Mais il y avait une deuxième partie. Elle a eu lieu à l’Académie militaire de Caracas. C’est l’un des lieux centraux des forces armées du Venezuela, leur symbole. Ici, ce n’est plus le président qui a prêté serment, mais l’armée qui prêtait serment au président lui-même. Tout cela combiné avec un défilé. Toute la procédure était menée par le ministre de la Défense, Vladimir Padrino Lopez.

Après la cérémonie, nous avons pu communiquer avec le général Lopez. C’est l’une des personnes les plus populaires et les plus influentes du Venezuela. Avec tout son comportement, il fait preuve de loyauté envers le peuple, la loi et le président.

 

– Mais pour un fonctionnement stable du système politique, quelle que soit l’importance de l’armée, sa loyauté ne suffit pas. Quelles forces soutiennent le président légitime aujourd’hui?

 

– Eh bien, parcourons la liste.

Je tiens à vous rappeler qu’après avoir été élu président, Hugo Chavez, politicien exceptionnellement populaire, a considéré pendant un certain temps son autorité personnelle, étayée par un statut officiel, comme suffisante pour la direction effective du pays. Mais il s’est ensuite rendu compte que le processus politique nécessitait une interaction durable avec le peuple, avec la société. Alors il a décidé de créer un parti qui soutenait les idées du « socialisme du XXIe siècle ».

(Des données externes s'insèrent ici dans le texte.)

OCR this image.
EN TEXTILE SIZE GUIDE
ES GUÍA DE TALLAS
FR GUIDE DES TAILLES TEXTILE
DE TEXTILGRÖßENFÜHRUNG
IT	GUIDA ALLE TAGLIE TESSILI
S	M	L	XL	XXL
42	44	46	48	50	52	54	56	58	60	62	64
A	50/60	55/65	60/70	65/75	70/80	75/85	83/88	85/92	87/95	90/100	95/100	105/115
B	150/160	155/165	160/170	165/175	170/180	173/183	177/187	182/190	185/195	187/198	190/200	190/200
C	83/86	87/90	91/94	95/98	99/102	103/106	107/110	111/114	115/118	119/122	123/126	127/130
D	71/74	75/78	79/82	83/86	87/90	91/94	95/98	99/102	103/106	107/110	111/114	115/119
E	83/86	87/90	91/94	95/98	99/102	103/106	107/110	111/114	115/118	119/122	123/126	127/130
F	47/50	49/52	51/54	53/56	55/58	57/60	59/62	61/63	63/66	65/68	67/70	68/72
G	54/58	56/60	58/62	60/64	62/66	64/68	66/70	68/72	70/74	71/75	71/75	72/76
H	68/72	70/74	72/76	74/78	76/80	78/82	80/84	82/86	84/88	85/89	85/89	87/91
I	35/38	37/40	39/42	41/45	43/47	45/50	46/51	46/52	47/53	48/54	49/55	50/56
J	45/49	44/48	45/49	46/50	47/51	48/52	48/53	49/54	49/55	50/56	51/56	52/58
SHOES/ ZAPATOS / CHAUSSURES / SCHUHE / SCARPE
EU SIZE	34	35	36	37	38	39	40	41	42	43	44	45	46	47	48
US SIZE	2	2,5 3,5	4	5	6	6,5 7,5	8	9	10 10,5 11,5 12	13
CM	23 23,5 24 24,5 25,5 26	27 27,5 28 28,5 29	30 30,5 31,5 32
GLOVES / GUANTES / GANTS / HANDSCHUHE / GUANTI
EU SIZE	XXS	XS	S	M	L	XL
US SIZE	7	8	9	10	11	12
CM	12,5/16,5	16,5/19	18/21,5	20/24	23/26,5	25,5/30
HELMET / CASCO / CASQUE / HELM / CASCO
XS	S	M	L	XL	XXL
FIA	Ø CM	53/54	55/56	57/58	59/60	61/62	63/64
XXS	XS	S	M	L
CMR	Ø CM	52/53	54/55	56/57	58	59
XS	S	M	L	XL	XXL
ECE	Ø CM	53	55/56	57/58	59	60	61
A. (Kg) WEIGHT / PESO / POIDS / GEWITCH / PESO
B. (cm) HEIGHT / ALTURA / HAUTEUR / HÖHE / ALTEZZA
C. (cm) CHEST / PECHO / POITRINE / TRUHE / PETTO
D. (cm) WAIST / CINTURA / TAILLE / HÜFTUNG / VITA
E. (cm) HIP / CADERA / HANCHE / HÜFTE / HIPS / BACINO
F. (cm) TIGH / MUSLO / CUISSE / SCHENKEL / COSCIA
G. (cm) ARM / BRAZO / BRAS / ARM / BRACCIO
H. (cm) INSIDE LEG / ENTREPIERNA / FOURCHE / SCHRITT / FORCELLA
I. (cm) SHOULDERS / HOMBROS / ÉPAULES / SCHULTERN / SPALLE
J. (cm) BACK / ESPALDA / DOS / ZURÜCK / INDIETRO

Le parti unifié socialiste du Venezuela est aujourd’hui une structure politique de masse. Il est dynamique par lui-même et a de bonnes occasions de mobiliser les citoyens. Cela a été clairement démontré dans les derniers temps par les milliers de manifestants en faveur de Maduro. Le parti est monolithique, il n’est pas déchiré par des contradictions internes. Il est clair qu’il y a des discussions au sein de l’organisation, car il est nécessaire, par exemple, de rechercher collectivement des moyens de résoudre les problèmes économiques. Mais cela n’entraîne pas de conflits détruisant l’unité du parti.

Un certain nombre d’autres organisations de gauche n’ont pas rejoint le parti uni socialiste. Par exemple le Parti communiste du Venezuela. Il a sa propre histoire, sa propre idéologie. Ayant dans certains cas leur propre vision des problèmes urgents, les communistes et d’autres organisations de gauche soutiennent la révolution bolivarienne, le régime anti-impérialiste progressiste actuel et le président Maduro. Cela contribue également à la consolidation des travailleurs autour du président.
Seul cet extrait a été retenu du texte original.